In the previous chapter, we developed an instant-messaging application that relies on a central coordinator. As it stands, the central coordinator isn't equipped to handle concurrent requests, which could lead to subtle problems when registering and removing users. There are two approaches that can handle these problems.
The first option is to move the user registry into a database. This approach has a cost. Though a database will ensure scalability and eliminate the possibility of concurrency problems, it will also slow down individual client requests. Using a database makes the most sense if you intend to scale the system to an extremely large audience (with hundreds of simultaneous users). The database approach is demonstrated with the discovery service in Chapter 7.
The second option is to revise the central coordinator and add the .NET threading code needed to safely handle access to the user collection. This approach is ideal when creating a peer-to-peer system for a smaller community (for example, inside the private network of a single organization). This is the approach we'll develop in this chapter.

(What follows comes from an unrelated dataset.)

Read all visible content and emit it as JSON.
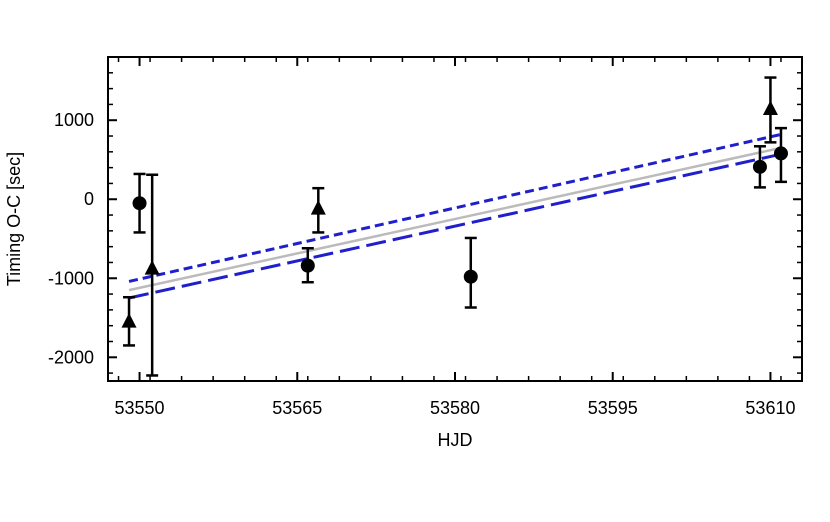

This chapter also introduces a few additional enhancements to the Talk.NET system. These include the following:
Mechanisms to handle users who supply duplicate user names and users who disconnect from the system without properly logging out.
Client-side threading code to properly handle user-interface refreshes, particularly when multiple messages are received at once.
A modified TalkService component recast as a Windows service, so it can load automatically and run in the background without user intervention.